C'est un lieu de dialogue des élèves et des
parents, usagers du service public qu'est l'école, avec les prestataires de ce
service : enseignants, autres travailleurs et direction de l'établissement. Dialogue
sur la qualité du service. Dialogue d'autant plus pertinent que, pour un service, la
qualité du produit dépend non seulement des producteurs mais aussi des usagers :
ceux-ci sont, en quelque sorte co-producteurs du service. Ce partage de la
responsabilité, qui distingue la production des services de celle des biens matériels,
vaut, tout particulièrement, pour l'enseignement : les élèves et les parents
peuvent, selon leurs attitudes, stimuler ou handicaper les efforts que font beaucoup
d'enseignants pour améliorer l'efficacité des apprentissages. Quand aux associations
locales, elles peuvent, d'une part, apporter à l'enseignement des ressources concrètes
disponibles localement et, d'autre part, exprimer les exigences des usagers indirects de
l'école : les employeurs (privés, publics et associatifs) qui ont besoin de
travailleurs capables de créativité collective et les mouvements d'opinion
qui ont besoin de militants qui puissent affiner leur argumentation et promouvoir leurs
idées ainsi que de citoyens capables de choisir entre les appels de différents
mouvements.
... un lieu d'évaluation démocratique ...

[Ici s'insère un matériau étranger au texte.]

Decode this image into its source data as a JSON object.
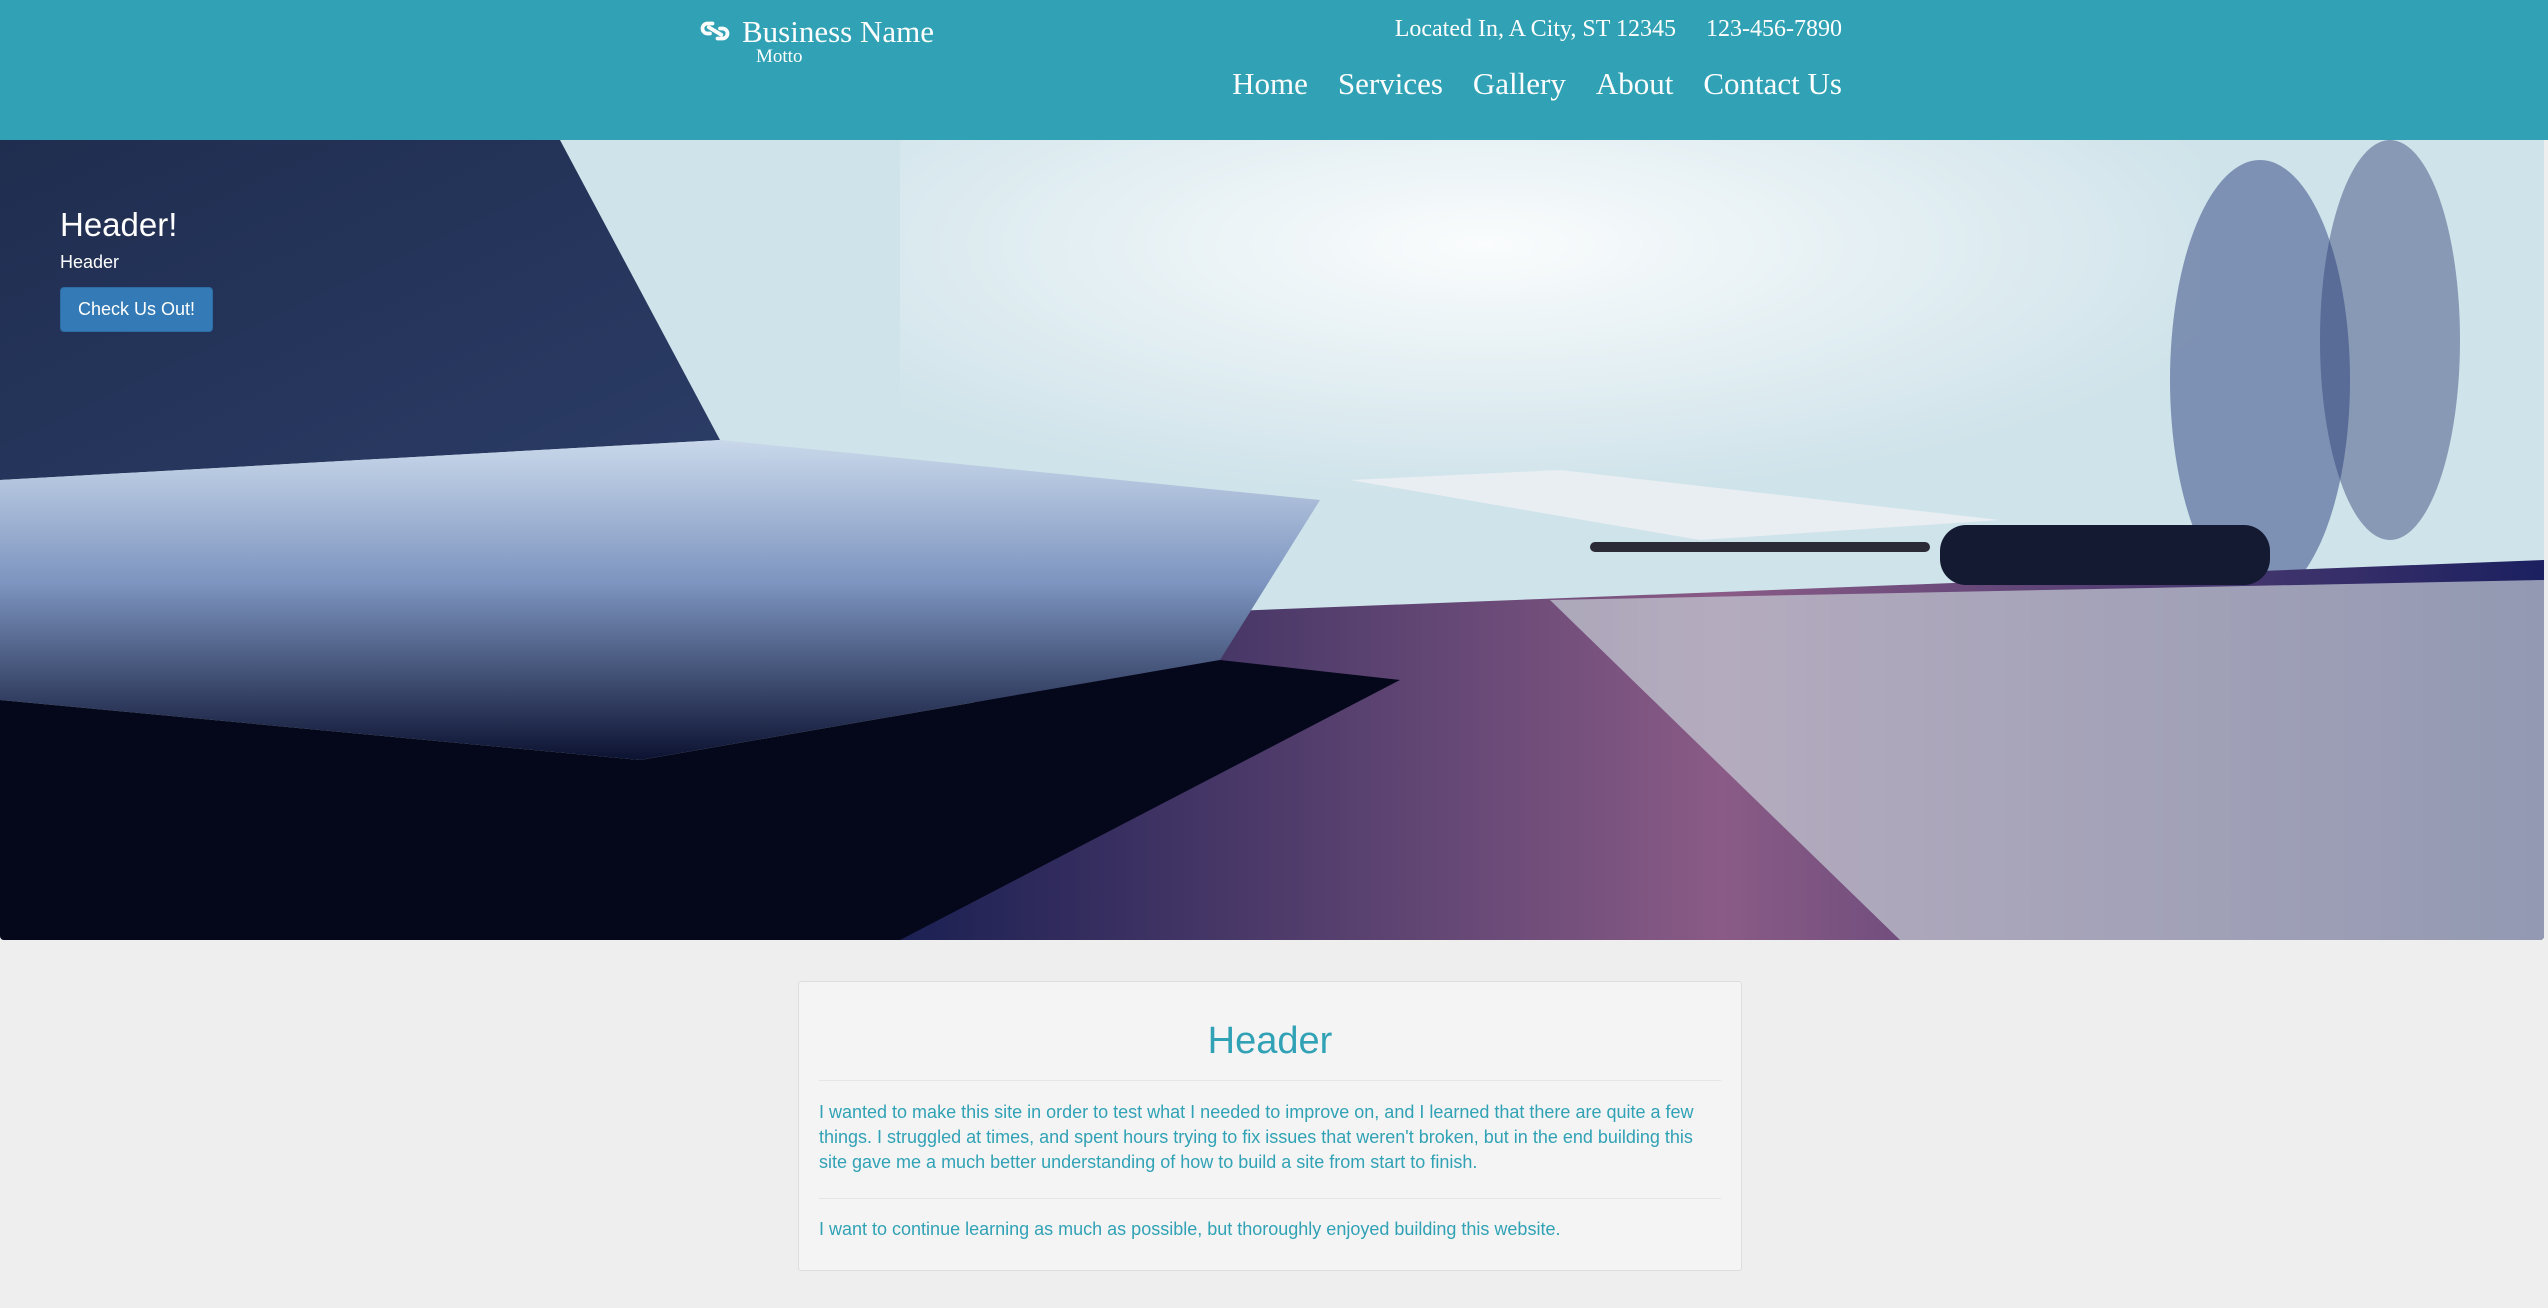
{
  "brand": {
    "name": "Business Name",
    "motto": "Motto",
    "icon": "link-icon"
  },
  "contact": {
    "location": "Located In, A City, ST 12345",
    "phone": "123-456-7890"
  },
  "nav": [
    "Home",
    "Services",
    "Gallery",
    "About",
    "Contact Us"
  ],
  "hero": {
    "title": "Header!",
    "subtitle": "Header",
    "button_label": "Check Us Out!"
  },
  "panel": {
    "title": "Header",
    "paragraphs": [
      "I wanted to make this site in order to test what I needed to improve on, and I learned that there are quite a few things. I struggled at times, and spent hours trying to fix issues that weren't broken, but in the end building this site gave me a much better understanding of how to build a site from start to finish.",
      "I want to continue learning as much as possible, but thoroughly enjoyed building this website."
    ]
  },
  "colors": {
    "navbar": "#31a2b6",
    "accent_text": "#31a2b6",
    "button": "#337ab7",
    "page_background": "#eeeeee"
  }
}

Ce dialogue entre usagers et prestataires d'un
service, sur la qualité de celui-ci, c'est ce qu'on appelle l'évaluation démocratique.
Par opposition à l'évaluation technocratique, ou plutôt l'audit, qui est l'avis d'un
expert supposé neutre. L'audit tend à étouffer le conflit, l'évaluation démocratique
l'organise, pour le rendre productif d'innovations et de progrès.

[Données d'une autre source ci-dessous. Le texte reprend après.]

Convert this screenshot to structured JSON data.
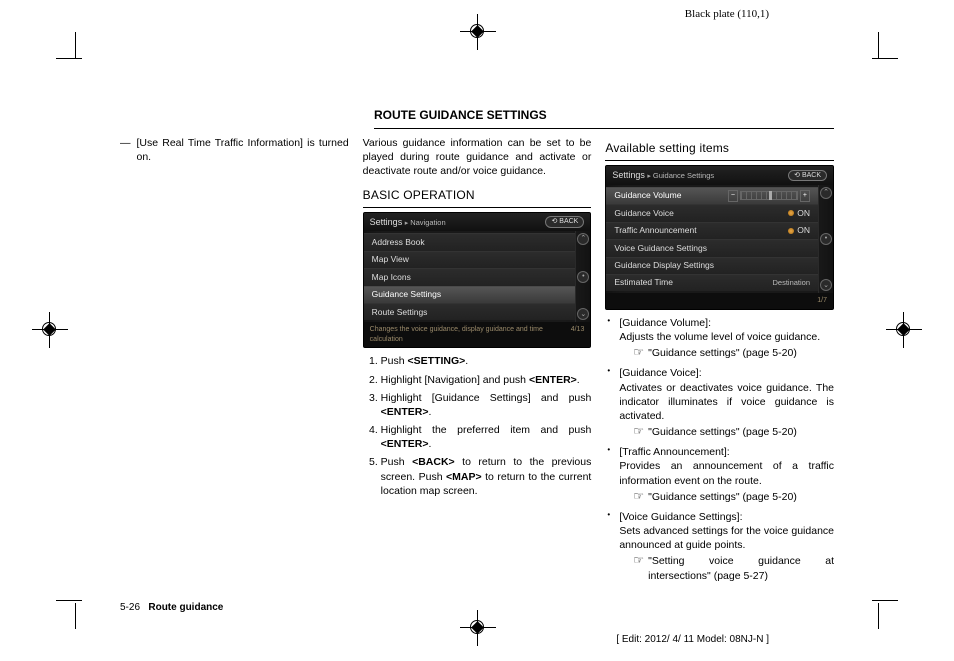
{
  "header_plate": "Black plate (110,1)",
  "col1": {
    "dash_item": "[Use Real Time Traffic Information] is turned on."
  },
  "section_title": "ROUTE GUIDANCE SETTINGS",
  "col2": {
    "intro": "Various guidance information can be set to be played during route guidance and activate or deactivate route and/or voice guidance.",
    "basic_op_title": "BASIC OPERATION",
    "ui": {
      "breadcrumb_a": "Settings",
      "breadcrumb_b": "Navigation",
      "back": "BACK",
      "rows": [
        "Address Book",
        "Map View",
        "Map Icons",
        "Guidance Settings",
        "Route Settings"
      ],
      "footer_left": "Changes the voice guidance, display guidance and time calculation",
      "footer_right": "4/13"
    },
    "steps": {
      "s1a": "Push ",
      "s1b": "<SETTING>",
      "s1c": ".",
      "s2a": "Highlight [Navigation] and push ",
      "s2b": "<ENTER>",
      "s2c": ".",
      "s3a": "Highlight [Guidance Settings] and push ",
      "s3b": "<ENTER>",
      "s3c": ".",
      "s4a": "Highlight the preferred item and push ",
      "s4b": "<ENTER>",
      "s4c": ".",
      "s5a": "Push ",
      "s5b": "<BACK>",
      "s5c": " to return to the previous screen. Push ",
      "s5d": "<MAP>",
      "s5e": " to return to the current location map screen."
    }
  },
  "col3": {
    "avail_title": "Available setting items",
    "ui": {
      "breadcrumb_a": "Settings",
      "breadcrumb_b": "Guidance Settings",
      "back": "BACK",
      "rows": {
        "r0": "Guidance Volume",
        "r1": "Guidance Voice",
        "r1v": "ON",
        "r2": "Traffic Announcement",
        "r2v": "ON",
        "r3": "Voice Guidance Settings",
        "r4": "Guidance Display Settings",
        "r5": "Estimated Time",
        "r5v": "Destination"
      },
      "footer_right": "1/7"
    },
    "items": {
      "i1_label": "[Guidance Volume]:",
      "i1_desc": "Adjusts the volume level of voice guidance.",
      "i1_ref": "\"Guidance settings\" (page 5-20)",
      "i2_label": "[Guidance Voice]:",
      "i2_desc": "Activates or deactivates voice guidance. The indicator illuminates if voice guidance is activated.",
      "i2_ref": "\"Guidance settings\" (page 5-20)",
      "i3_label": "[Traffic Announcement]:",
      "i3_desc": "Provides an announcement of a traffic information event on the route.",
      "i3_ref": "\"Guidance settings\" (page 5-20)",
      "i4_label": "[Voice Guidance Settings]:",
      "i4_desc": "Sets advanced settings for the voice guidance announced at guide points.",
      "i4_ref": "\"Setting voice guidance at intersections\" (page 5-27)"
    }
  },
  "footer": {
    "page_num": "5-26",
    "page_title": "Route guidance",
    "edit": "[ Edit: 2012/ 4/ 11   Model: 08NJ-N ]"
  }
}
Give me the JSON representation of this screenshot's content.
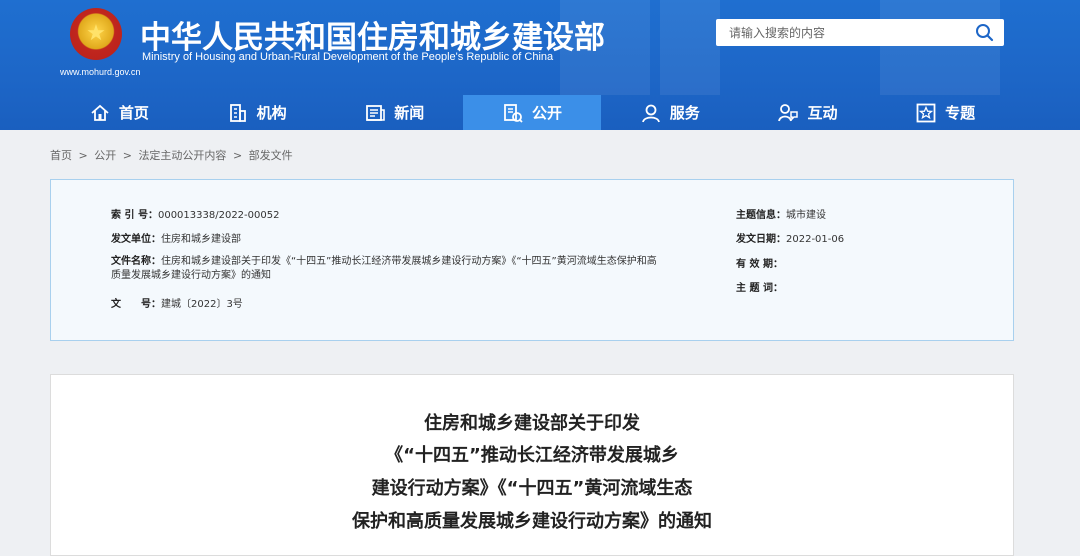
{
  "header": {
    "title_cn": "中华人民共和国住房和城乡建设部",
    "title_en": "Ministry of Housing and Urban-Rural Development of the People's Republic of China",
    "site_url": "www.mohurd.gov.cn",
    "emblem_icon": "national-emblem-icon"
  },
  "search": {
    "placeholder": "请输入搜索的内容",
    "icon": "search-icon"
  },
  "nav": {
    "items": [
      {
        "label": "首页",
        "icon": "home-icon"
      },
      {
        "label": "机构",
        "icon": "building-icon"
      },
      {
        "label": "新闻",
        "icon": "news-icon"
      },
      {
        "label": "公开",
        "icon": "document-icon"
      },
      {
        "label": "服务",
        "icon": "service-icon"
      },
      {
        "label": "互动",
        "icon": "interact-icon"
      },
      {
        "label": "专题",
        "icon": "topic-icon"
      }
    ],
    "active_index": 3
  },
  "breadcrumb": [
    "首页",
    ">",
    "公开",
    ">",
    "法定主动公开内容",
    ">",
    "部发文件"
  ],
  "meta": {
    "index_label": "索 引 号：",
    "index_value": "000013338/2022-00052",
    "issuer_label": "发文单位：",
    "issuer_value": "住房和城乡建设部",
    "name_label": "文件名称：",
    "name_value_1": "住房和城乡建设部关于印发《“十四五”推动长江经济带发展城乡建设行动方案》《“十四五”黄河流域生态保护和高",
    "name_value_2": "质量发展城乡建设行动方案》的通知",
    "docno_label": "文　　号：",
    "docno_value": "建城〔2022〕3号",
    "topic_info_label": "主题信息：",
    "topic_info_value": "城市建设",
    "date_label": "发文日期：",
    "date_value": "2022-01-06",
    "valid_label": "有 效 期：",
    "valid_value": "",
    "subject_label": "主 题 词：",
    "subject_value": ""
  },
  "document": {
    "title_lines": [
      "住房和城乡建设部关于印发",
      "《“十四五”推动长江经济带发展城乡",
      "建设行动方案》《“十四五”黄河流域生态",
      "保护和高质量发展城乡建设行动方案》的通知"
    ]
  },
  "colors": {
    "header_blue": "#1d66c7",
    "nav_active": "#3b8fe8",
    "meta_bg": "#f4f9fd",
    "meta_border": "#a8d0ee"
  }
}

L'évaluation démocratique constitue aussi une
alternative à la marchandisation de l'école, cette dérive où les usagers directs
étudiants et parents se comportent en consommateurs à la recherche du
meilleur rapport qualité - prix. Un prix qu'ils ne payent que pour une part
minime (mais trop importante encore) et une qualité que, isolés les uns des autres, ils
jugent fort mal. Tandis qu'ils peuvent construire un jugement beaucoup plus pertinent en
délibérant : entre eux, avec les enseignants et avec des pédagogues.

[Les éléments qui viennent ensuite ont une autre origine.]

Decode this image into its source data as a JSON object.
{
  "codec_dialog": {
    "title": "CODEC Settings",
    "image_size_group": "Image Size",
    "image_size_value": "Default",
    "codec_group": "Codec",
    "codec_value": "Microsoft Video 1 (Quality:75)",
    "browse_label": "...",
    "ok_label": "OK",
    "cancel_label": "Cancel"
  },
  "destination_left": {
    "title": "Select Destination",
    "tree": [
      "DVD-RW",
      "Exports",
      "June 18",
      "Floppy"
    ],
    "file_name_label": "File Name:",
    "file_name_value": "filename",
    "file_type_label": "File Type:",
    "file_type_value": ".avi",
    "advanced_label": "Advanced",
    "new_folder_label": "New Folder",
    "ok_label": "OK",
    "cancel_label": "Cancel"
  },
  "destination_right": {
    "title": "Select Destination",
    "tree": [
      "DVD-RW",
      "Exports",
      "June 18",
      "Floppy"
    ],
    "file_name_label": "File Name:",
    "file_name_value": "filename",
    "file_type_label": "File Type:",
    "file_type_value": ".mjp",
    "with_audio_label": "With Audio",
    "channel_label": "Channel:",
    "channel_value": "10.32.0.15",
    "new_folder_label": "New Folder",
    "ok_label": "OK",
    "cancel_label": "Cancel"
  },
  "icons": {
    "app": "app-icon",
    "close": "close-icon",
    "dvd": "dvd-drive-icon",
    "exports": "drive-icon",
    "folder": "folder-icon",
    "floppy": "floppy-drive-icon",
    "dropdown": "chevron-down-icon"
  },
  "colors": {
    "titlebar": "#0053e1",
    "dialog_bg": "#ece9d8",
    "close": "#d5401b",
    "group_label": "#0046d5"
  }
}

Mais l'école n'est pas seulement un service, c'est
aussi une institution publique : un moyen, pour la société, d'imposer aux individus
une transformation une éducation en l'occurrence qui contribue un bien
commun ou à un intérêt général défini plus ou moins démocratiquement. Pour
maximiser ce caractère démocratique, les buts de l'école doivent être choisis par des
assemblées élues au suffrage universel, qui concrétisent la souveraineté populaire,
telles que le parlement de Communauté française. Cependant, cette décision sera
d'autant plus pertinente qu'elle sera préparée par une délibération plus large, tout
particulièrement entre usagers et travailleurs de l'école, telle qu'elle peut se
démultiplier dans les différents établissements, au sein des conseils de participation.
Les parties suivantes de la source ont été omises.